Megan Coughlin, Medhat Fanous, Vic Velanovich, Division of General Surgery, Henry Ford Hospital, Detroit, MI 49202, United States.
World J Gastrointest Surg. 2011 Feb 27;3(2):29-30. doi: 10.4240/wjgs.v3.i2.29.
A hiatal hernia can be classified as one of four types according to the position of the gastroesophageal (GE) junction and the extent of herniated stomach. Type I, or sliding hernias, account for up to 95% of all hiatal hernias and occur when the GE junction migrates into the posterior mediastinum through the hiatus.

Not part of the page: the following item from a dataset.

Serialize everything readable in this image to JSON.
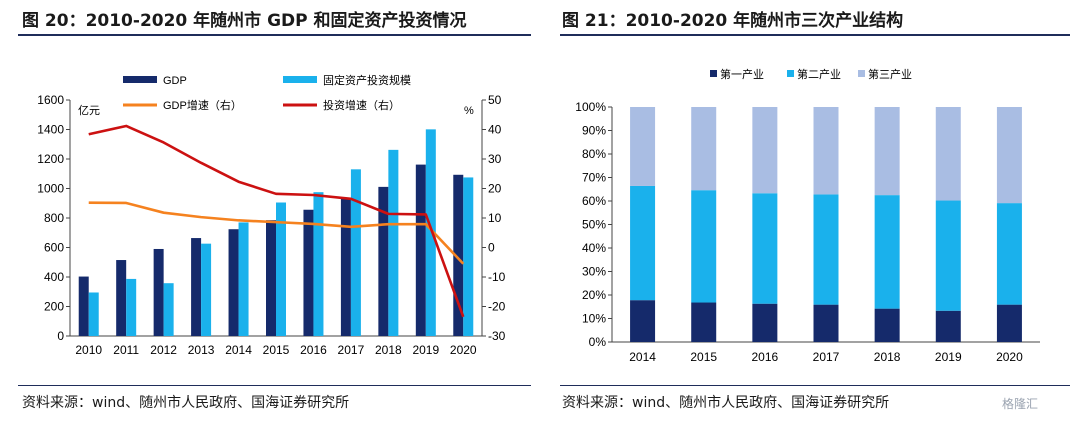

Type II occurs when the fundus herniates through the hiatus alongside a normally positioned GE junction. Type III is a combination of types I and II hernias with a displaced GE junction as well as stomach protruding through the hiatus. Type IV paraesophageal hernias are the rarest of the hiatal hernias. Usually, colon or small bowel is herniated within the mediastinum along with the stomach. We present a case of a paraesophageal hernia with the mid-body of the pancreas as part of the hernia contents.
根据胃食管(GE)交界处的位置和疝出胃的程度,膈疝可分为四种类型之一。I 型或滑动疝占所有膈疝的 95%,当 GE 交界处通过裂孔迁移到后纵隔时发生。II 型发生时,胃底通过裂孔与正常位置的 GE 交界处一起疝出。III 型是 I 型和 II 型疝的组合,GE 交界处移位以及胃通过裂孔突出。IV 型食管旁疝是膈疝中最罕见的一种。通常,结肠或小肠与胃一起疝入纵隔。我们报告了一例食管旁疝,其中胰腺的体部是疝内容物的一部分。